Caifa a Pilato: "[...] per conto mio la miglior cosa è di lasciarlo stare per qualche tempo. Noi stessi siamo stati provocati da lui, ma pensiamo che col tempo il popolo si allontanerà da lui e lo dimenticherà. Ha già perso parte della sua popolarità”.
Caifa al segretario del Sinedrio: “Scrivi un ordine: che chiunque sappia dov’è Gesù lo deve rivelare, in modo che le guardie possano prenderlo [...]. Non capite niente. Non vedete che l’ordine è un avviso a Gesù? La cosa più saggia che può fare è capire al volo e scappare oltre confine. Allora sarà salvo, e noi e i romani ci saremo liberati di lui”.
Caifa a Gesù: "È con cuore dolente che ti consegnamo ai romani!”.
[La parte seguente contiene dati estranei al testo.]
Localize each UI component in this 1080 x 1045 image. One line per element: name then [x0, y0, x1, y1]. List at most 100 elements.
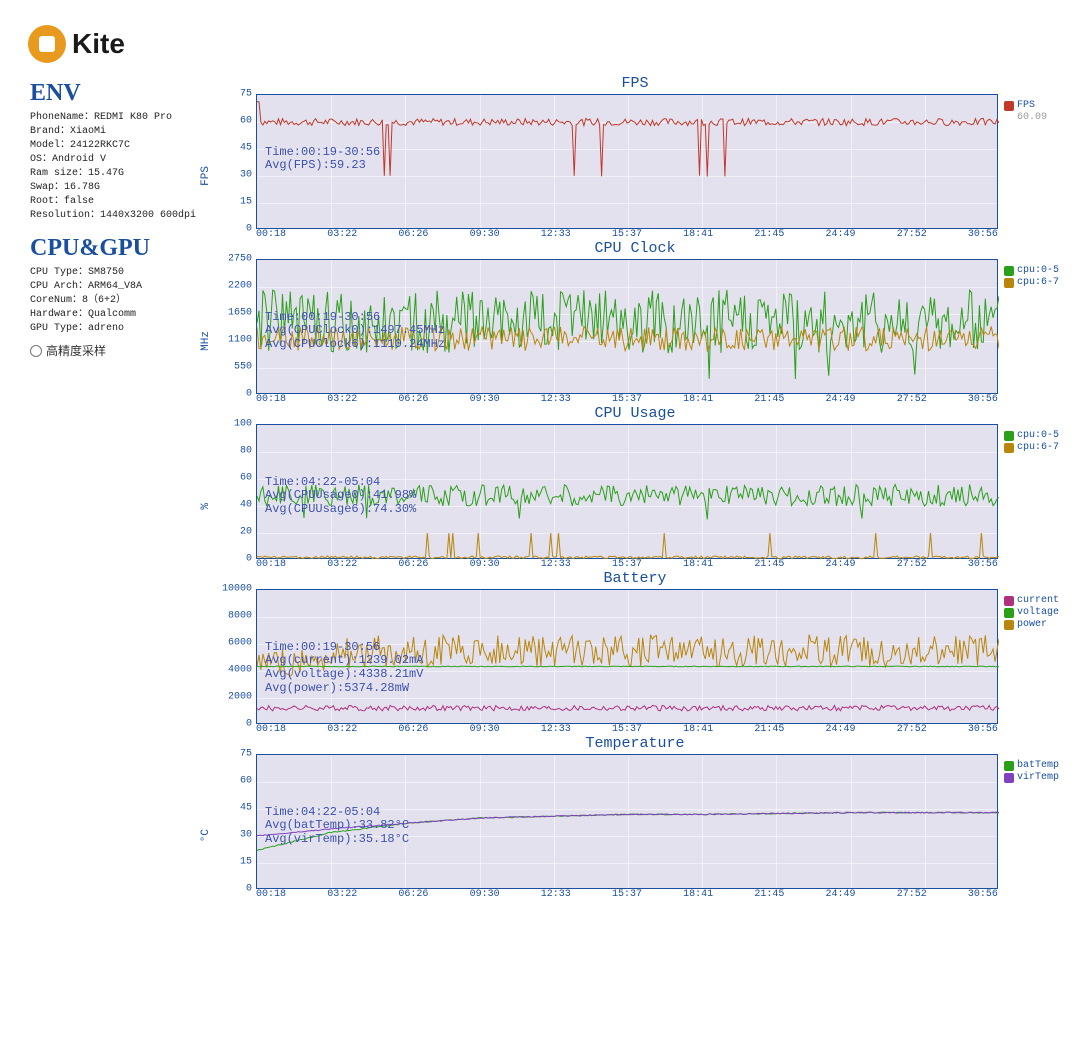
y-tick: 60: [240, 473, 252, 484]
chart-temperature: Temperature°C01530456075Time:04:22-05:04…: [200, 735, 1070, 900]
env-info-line: Ram size：15.47G: [30, 167, 190, 181]
y-axis-label: FPS: [200, 148, 218, 186]
legend-item: current: [1004, 595, 1068, 606]
cpugpu-info: CPU Type：SM8750CPU Arch：ARM64_V8ACoreNum…: [30, 266, 190, 336]
y-tick: 60: [240, 116, 252, 127]
env-info-line: PhoneName：REDMI K80 Pro: [30, 111, 190, 125]
x-tick: 06:26: [398, 559, 428, 570]
y-tick: 4000: [228, 665, 252, 676]
y-tick: 75: [240, 749, 252, 760]
cpugpu-info-line: CPU Arch：ARM64_V8A: [30, 280, 190, 294]
x-tick: 18:41: [683, 889, 713, 900]
y-tick: 40: [240, 500, 252, 511]
sampling-radio[interactable]: [30, 345, 42, 357]
x-tick: 18:41: [683, 394, 713, 405]
y-tick: 45: [240, 803, 252, 814]
x-tick: 09:30: [470, 889, 500, 900]
legend-item: batTemp: [1004, 760, 1068, 771]
legend-value: 60.09: [1017, 112, 1068, 123]
x-tick: 15:37: [612, 229, 642, 240]
sampling-option[interactable]: 高精度采样: [30, 342, 190, 359]
x-tick: 27:52: [897, 559, 927, 570]
plot-area: Time:04:22-05:04Avg(batTemp):33.82°CAvg(…: [256, 754, 998, 889]
x-tick: 09:30: [470, 394, 500, 405]
env-title: ENV: [30, 80, 190, 107]
x-tick: 09:30: [470, 724, 500, 735]
x-tick: 24:49: [826, 889, 856, 900]
legend-swatch: [1004, 620, 1014, 630]
x-tick: 12:33: [541, 559, 571, 570]
x-tick: 15:37: [612, 724, 642, 735]
x-tick: 24:49: [826, 229, 856, 240]
x-tick: 30:56: [968, 724, 998, 735]
x-tick: 06:26: [398, 229, 428, 240]
env-info-line: Model：24122RKC7C: [30, 139, 190, 153]
legend-swatch: [1004, 266, 1014, 276]
x-tick: 00:18: [256, 394, 286, 405]
chart-title: CPU Usage: [200, 405, 1070, 422]
x-tick: 15:37: [612, 559, 642, 570]
x-tick: 18:41: [683, 559, 713, 570]
y-tick: 45: [240, 143, 252, 154]
x-tick: 03:22: [327, 394, 357, 405]
x-tick: 27:52: [897, 394, 927, 405]
chart-title: Battery: [200, 570, 1070, 587]
x-tick: 18:41: [683, 229, 713, 240]
legend-item: cpu:0-5: [1004, 430, 1068, 441]
chart-overlay: Time:04:22-05:04Avg(batTemp):33.82°CAvg(…: [265, 806, 409, 847]
y-tick: 1100: [228, 335, 252, 346]
y-tick: 15: [240, 197, 252, 208]
x-tick: 12:33: [541, 394, 571, 405]
env-info: PhoneName：REDMI K80 ProBrand：XiaoMiModel…: [30, 111, 190, 223]
x-tick: 27:52: [897, 889, 927, 900]
x-tick: 24:49: [826, 724, 856, 735]
env-info-line: OS：Android V: [30, 153, 190, 167]
env-info-line: Resolution：1440x3200 600dpi: [30, 209, 190, 223]
charts-area: FPS FPS 0 15 30 45 60 75 Time:00:19-30:56Avg(FPS…: [200, 75, 1070, 900]
legend: FPS60.09: [998, 94, 1068, 123]
legend-swatch: [1004, 278, 1014, 288]
logo-icon: [28, 25, 66, 63]
sidebar: ENV PhoneName：REDMI K80 ProBrand：XiaoMiM…: [30, 80, 190, 359]
y-axis-label: %: [200, 485, 218, 510]
y-tick: 10000: [222, 584, 252, 595]
x-tick: 27:52: [897, 229, 927, 240]
y-tick: 2750: [228, 254, 252, 265]
chart-title: FPS: [200, 75, 1070, 92]
x-tick: 21:45: [754, 229, 784, 240]
legend-swatch: [1004, 596, 1014, 606]
legend-swatch: [1004, 431, 1014, 441]
chart-fps: FPSFPS01530456075Time:00:19-30:56Avg(FPS…: [200, 75, 1070, 240]
legend-swatch: [1004, 761, 1014, 771]
x-tick: 30:56: [968, 229, 998, 240]
x-tick: 06:26: [398, 394, 428, 405]
chart-battery: Battery0200040006000800010000Time:00:19-…: [200, 570, 1070, 735]
x-tick: 00:18: [256, 229, 286, 240]
x-tick: 30:56: [968, 394, 998, 405]
x-tick: 00:18: [256, 889, 286, 900]
legend: cpu:0-5cpu:6-7: [998, 424, 1068, 454]
x-tick: 06:26: [398, 724, 428, 735]
logo-text: Kite: [72, 28, 125, 60]
x-tick: 21:45: [754, 724, 784, 735]
y-tick: 30: [240, 830, 252, 841]
plot-area: Time:00:19-30:56Avg(CPUClock0):1497.45MH…: [256, 259, 998, 394]
y-tick: 80: [240, 446, 252, 457]
plot-area: Time:00:19-30:56Avg(FPS):59.23: [256, 94, 998, 229]
chart-overlay: Time:00:19-30:56Avg(current):1239.02mAAv…: [265, 641, 423, 696]
legend: batTempvirTemp: [998, 754, 1068, 784]
x-tick: 18:41: [683, 724, 713, 735]
y-tick: 1650: [228, 308, 252, 319]
legend-swatch: [1004, 773, 1014, 783]
legend-item: cpu:0-5: [1004, 265, 1068, 276]
x-tick: 09:30: [470, 229, 500, 240]
cpugpu-info-line: GPU Type：adreno: [30, 322, 190, 336]
legend-swatch: [1004, 608, 1014, 618]
chart-title: Temperature: [200, 735, 1070, 752]
y-tick: 100: [234, 419, 252, 430]
plot-area: Time:00:19-30:56Avg(current):1239.02mAAv…: [256, 589, 998, 724]
y-tick: 0: [246, 554, 252, 565]
legend: cpu:0-5cpu:6-7: [998, 259, 1068, 289]
y-tick: 8000: [228, 611, 252, 622]
cpugpu-title: CPU&GPU: [30, 235, 190, 262]
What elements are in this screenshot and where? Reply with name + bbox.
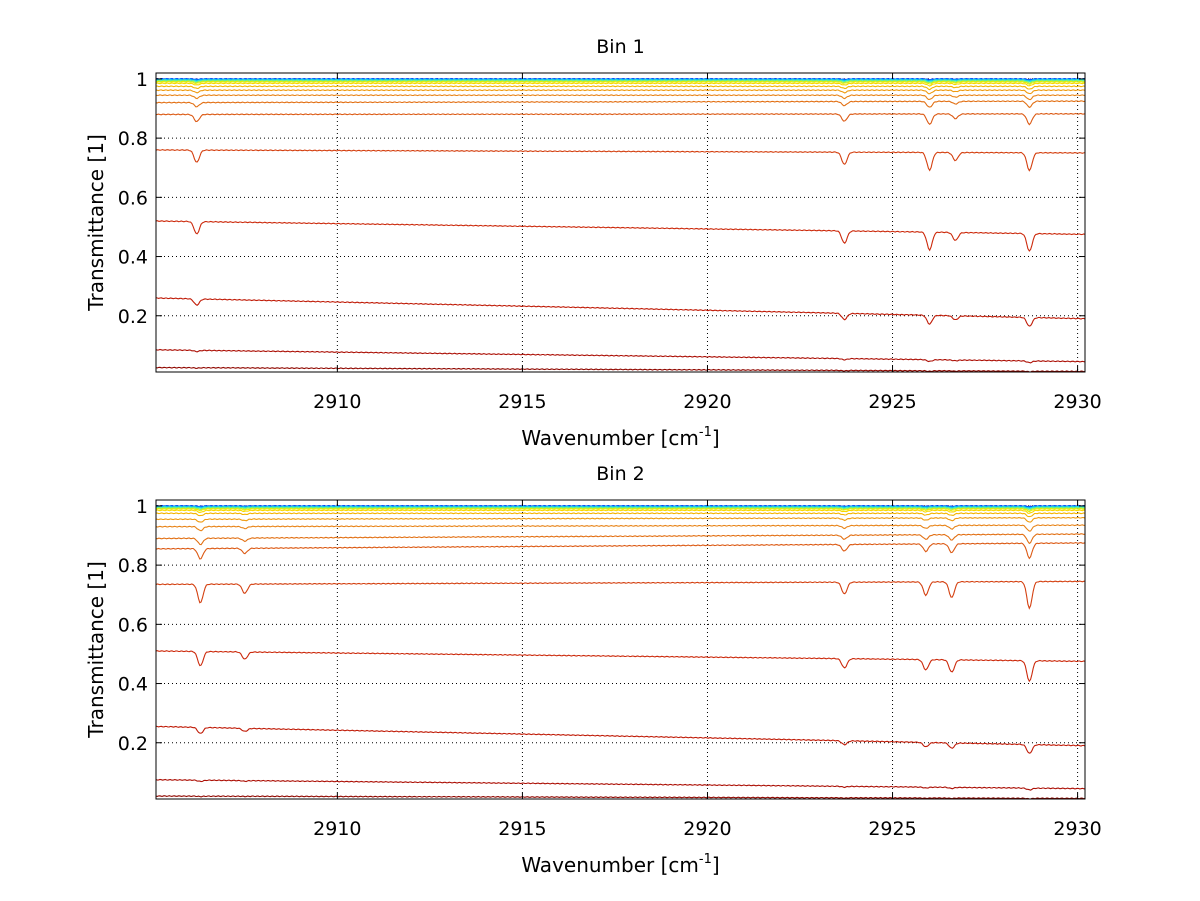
y-tick-label: 0.8	[118, 128, 148, 150]
series-line-9	[156, 89, 1085, 95]
x-tick-label: 2920	[683, 391, 731, 413]
series-line-8	[156, 512, 1085, 518]
x-axis-label: Wavenumber [cm-1]	[521, 425, 719, 450]
series-group	[156, 505, 1085, 799]
x-tick-label: 2920	[683, 818, 731, 840]
series-line-9	[156, 516, 1085, 523]
x-axis-label-main: Wavenumber [cm	[521, 853, 699, 877]
x-tick-label: 2930	[1053, 391, 1101, 413]
series-line-6	[156, 80, 1085, 85]
y-tick-label: 0.6	[118, 614, 148, 636]
x-tick-label: 2925	[868, 818, 916, 840]
chart-panel-2: Bin 2 2910 2915 2920 2925 2930 0.2 0.4 0.6 0.8 1 Wa…	[84, 463, 1102, 877]
plot-frame	[155, 499, 1086, 800]
series-line-8	[156, 85, 1085, 91]
series-line-4	[156, 79, 1085, 83]
x-tick-label: 2910	[313, 391, 361, 413]
chart-panel-1: Bin 1 2910 2915 2920 2925 2930 0.2 0.4 0.6 0.8 1 Wa…	[84, 36, 1102, 450]
series-line-14	[156, 650, 1085, 683]
x-axis-label: Wavenumber [cm-1]	[521, 852, 719, 877]
y-tick-label: 0.2	[118, 306, 148, 328]
series-line-13	[156, 149, 1085, 172]
x-axis-label-sup: -1	[699, 852, 712, 867]
series-line-5	[156, 80, 1085, 84]
y-tick-label: 0.4	[118, 247, 148, 269]
chart-title: Bin 1	[596, 36, 644, 58]
series-line-16	[156, 348, 1085, 364]
x-tick-label: 2930	[1053, 818, 1101, 840]
plot-frame	[155, 72, 1086, 373]
y-tick-label: 0.6	[118, 187, 148, 209]
x-tick-label: 2910	[313, 818, 361, 840]
series-line-11	[156, 100, 1085, 109]
series-line-17	[156, 795, 1085, 799]
y-axis-label: Transmittance [1]	[84, 134, 108, 312]
y-tick-label: 1	[136, 69, 148, 91]
y-tick-label: 0.8	[118, 555, 148, 577]
x-axis-label-end: ]	[712, 426, 720, 450]
chart-title: Bin 2	[596, 463, 644, 485]
x-axis-label-main: Wavenumber [cm	[521, 426, 699, 450]
series-line-16	[156, 778, 1085, 791]
series-line-6	[156, 507, 1085, 513]
y-tick-label: 0.2	[118, 733, 148, 755]
y-tick-label: 1	[136, 496, 148, 518]
y-tick-label: 0.4	[118, 674, 148, 696]
series-line-13	[156, 580, 1085, 610]
x-tick-label: 2915	[498, 391, 546, 413]
series-line-11	[156, 533, 1085, 546]
series-line-12	[156, 112, 1085, 126]
x-tick-label: 2925	[868, 391, 916, 413]
series-line-10	[156, 524, 1085, 532]
series-line-7	[156, 82, 1085, 87]
series-line-10	[156, 94, 1085, 101]
series-line-17	[156, 366, 1085, 372]
x-axis-label-end: ]	[712, 853, 720, 877]
x-tick-label: 2915	[498, 818, 546, 840]
series-group	[156, 78, 1085, 372]
series-line-15	[156, 297, 1085, 327]
series-line-5	[156, 507, 1085, 511]
y-axis-label: Transmittance [1]	[84, 561, 108, 739]
series-line-4	[156, 506, 1085, 510]
series-line-14	[156, 220, 1085, 252]
series-line-15	[156, 725, 1085, 754]
series-line-12	[156, 542, 1085, 560]
x-axis-label-sup: -1	[699, 425, 712, 440]
series-line-7	[156, 509, 1085, 514]
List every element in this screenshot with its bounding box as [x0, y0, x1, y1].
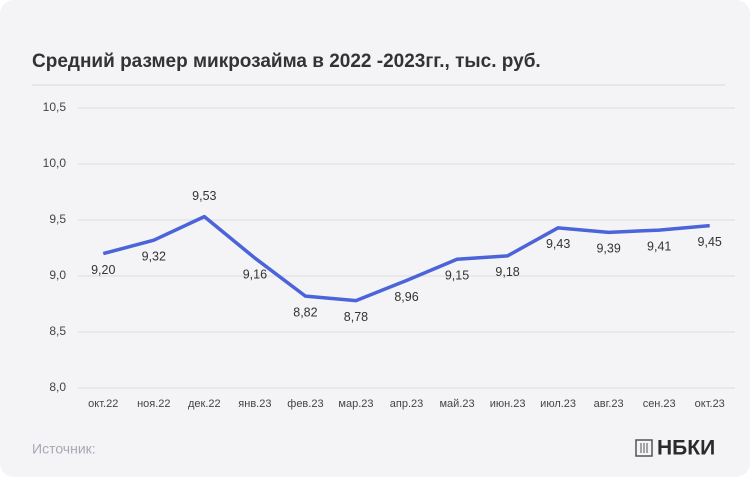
data-label: 8,78 — [344, 310, 368, 324]
data-label: 9,20 — [91, 263, 115, 277]
data-label: 9,39 — [596, 242, 620, 256]
data-label: 9,18 — [495, 265, 519, 279]
x-tick-label: ноя.22 — [137, 398, 170, 410]
data-label: 9,32 — [142, 249, 166, 263]
x-tick-label: авг.23 — [594, 398, 624, 410]
x-tick-label: июл.23 — [540, 398, 576, 410]
source-label: Источник: — [32, 441, 96, 457]
data-label: 9,45 — [698, 235, 722, 249]
x-tick-label: апр.23 — [390, 398, 423, 410]
x-tick-label: окт.23 — [695, 398, 725, 410]
chart-title: Средний размер микрозайма в 2022 -2023гг… — [32, 51, 541, 72]
data-label: 8,96 — [394, 290, 418, 304]
y-tick-label: 9,0 — [49, 268, 66, 282]
x-tick-label: дек.22 — [188, 398, 221, 410]
brand-name: НБКИ — [657, 437, 715, 460]
data-label: 9,53 — [192, 189, 216, 203]
x-tick-label: янв.23 — [238, 398, 271, 410]
y-tick-label: 8,5 — [49, 324, 66, 338]
data-label: 9,41 — [647, 239, 671, 253]
data-label: 9,16 — [243, 267, 267, 281]
brand-logo: НБКИ — [635, 437, 715, 460]
y-tick-label: 9,5 — [49, 212, 66, 226]
x-tick-label: сен.23 — [643, 398, 676, 410]
y-tick-label: 10,5 — [43, 100, 67, 114]
logo-icon — [635, 439, 653, 457]
data-line — [102, 214, 710, 303]
y-tick-label: 10,0 — [43, 156, 67, 170]
data-label: 8,82 — [293, 305, 317, 319]
x-tick-label: май.23 — [439, 398, 474, 410]
data-label: 9,15 — [445, 268, 469, 282]
x-tick-label: мар.23 — [338, 398, 373, 410]
data-label: 9,43 — [546, 237, 570, 251]
x-tick-label: июн.23 — [490, 398, 526, 410]
x-tick-label: окт.22 — [88, 398, 118, 410]
y-tick-label: 8,0 — [49, 380, 66, 394]
x-tick-label: фев.23 — [287, 398, 323, 410]
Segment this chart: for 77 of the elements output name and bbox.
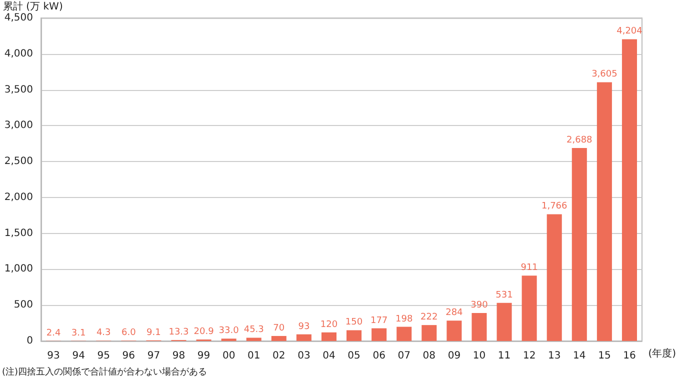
data-label: 2,688 bbox=[566, 136, 593, 146]
y-tick-label: 500 bbox=[14, 300, 33, 311]
x-axis-title: (年度) bbox=[648, 348, 676, 360]
x-tick-label: 01 bbox=[247, 350, 260, 362]
x-tick-label: 96 bbox=[122, 350, 136, 362]
bar bbox=[546, 214, 562, 341]
bar bbox=[472, 313, 487, 341]
x-tick-label: 15 bbox=[598, 350, 611, 362]
x-tick-label: 16 bbox=[623, 350, 636, 362]
data-label: 284 bbox=[446, 308, 464, 318]
bar bbox=[522, 276, 537, 341]
data-label: 45.3 bbox=[244, 325, 264, 336]
bar bbox=[271, 336, 286, 341]
data-label: 4.3 bbox=[96, 328, 111, 338]
data-label: 911 bbox=[520, 263, 538, 274]
data-label: 4,204 bbox=[616, 26, 643, 37]
data-label: 3,605 bbox=[592, 70, 618, 80]
bar bbox=[321, 332, 336, 341]
data-label: 20.9 bbox=[194, 327, 214, 337]
x-tick-label: 02 bbox=[272, 350, 286, 362]
data-label: 198 bbox=[396, 314, 413, 324]
x-tick-label: 05 bbox=[348, 350, 360, 362]
x-tick-label: 04 bbox=[322, 350, 336, 362]
y-tick-label: 3,000 bbox=[4, 120, 33, 132]
bar bbox=[422, 325, 437, 341]
data-label: 1,766 bbox=[541, 202, 568, 212]
data-label: 177 bbox=[370, 316, 388, 326]
x-tick-label: 14 bbox=[573, 350, 586, 362]
data-label: 531 bbox=[496, 290, 513, 300]
x-tick-label: 00 bbox=[222, 350, 236, 362]
data-label: 3.1 bbox=[71, 328, 86, 338]
bar bbox=[372, 328, 387, 341]
y-tick-label: 2,500 bbox=[4, 156, 33, 168]
data-label: 2.4 bbox=[46, 328, 61, 338]
data-label: 390 bbox=[470, 300, 488, 311]
bar bbox=[446, 320, 462, 341]
y-tick-label: 0 bbox=[26, 336, 33, 346]
x-tick-label: 99 bbox=[197, 350, 210, 362]
data-label: 150 bbox=[345, 318, 363, 328]
data-label: 9.1 bbox=[146, 328, 161, 338]
x-tick-label: 12 bbox=[522, 350, 536, 362]
bar bbox=[572, 148, 587, 341]
data-label: 6.0 bbox=[121, 328, 136, 338]
data-label: 70 bbox=[273, 323, 285, 334]
x-tick-label: 08 bbox=[422, 350, 436, 362]
x-tick-label: 06 bbox=[372, 350, 386, 362]
x-tick-label: 94 bbox=[72, 350, 85, 362]
data-label: 222 bbox=[420, 312, 438, 323]
y-tick-label: 1,500 bbox=[4, 228, 33, 239]
y-tick-label: 3,500 bbox=[4, 84, 33, 96]
bar bbox=[246, 338, 262, 341]
bar bbox=[296, 334, 312, 341]
bar bbox=[396, 326, 412, 341]
x-tick-label: 10 bbox=[472, 350, 486, 362]
bar bbox=[496, 302, 512, 341]
bar bbox=[622, 39, 637, 341]
y-tick-label: 4,000 bbox=[4, 48, 33, 60]
y-tick-label: 2,000 bbox=[4, 192, 33, 203]
x-tick-label: 98 bbox=[172, 350, 186, 362]
x-tick-label: 13 bbox=[548, 350, 561, 362]
x-tick-label: 11 bbox=[498, 350, 511, 362]
y-tick-label: 4,500 bbox=[4, 12, 33, 24]
x-tick-label: 07 bbox=[398, 350, 410, 362]
y-tick-label: 1,000 bbox=[4, 264, 33, 275]
x-tick-label: 09 bbox=[448, 350, 461, 362]
data-label: 13.3 bbox=[168, 328, 189, 338]
x-tick-label: 93 bbox=[47, 350, 60, 362]
bar bbox=[346, 330, 362, 341]
bar bbox=[596, 82, 612, 341]
data-label: 93 bbox=[298, 322, 310, 332]
x-tick-label: 03 bbox=[298, 350, 310, 362]
data-label: 33.0 bbox=[218, 326, 240, 336]
y-axis-title: 累計 (万 kW) bbox=[3, 0, 63, 12]
text: (注)四捨五入の関係で合計値が合わない場合がある bbox=[2, 366, 208, 378]
x-tick-label: 95 bbox=[97, 350, 110, 362]
x-tick-label: 97 bbox=[147, 350, 160, 362]
data-label: 120 bbox=[320, 320, 338, 330]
5 Compreso il lapsus, che farebbe – se ancora esistessero – sobbalzare nella tomba le ossa di sant’ Atanasio. Ambedue, infatti, fanno affermare a Gesù: “Io e il Padre siamo una persona sola”, invece del giovanneo (Gv 10,30): “Siamo una sola cosa”.
6 Ovviamente ad altri ha dato fastidio. Scrive il critico di Paese sera (16 ott. 1974): “Un solo momento di qualche sorpresa e inquietudine, proprio alla fine, nel trapasso dalla figura di Gesù (nella Passione) all’immagine come rutilante (con luminarie da Duomo del Panettone Motta) e misteriosa, baroccamente affastellata e fastidiosa, dell’eredità che lascia Gesù, o di chi raccoglie quella eredità: insomma, della Chiesa”.
Più coerentemente Dreyer chiude il suo racconto con un messaggio di valore alto, sì, ma non “teologico”, scrivendo: “Gesù muore, ma compie nella morte ciò che aveva iniziato in vita. Il suo corpo venne ucciso, ma il suo spirito vive. Le sue parole immortali portarono all’umanità in tutto il mondo la buona novella dell’amore e della carità annunciata dagli antichi profeti”.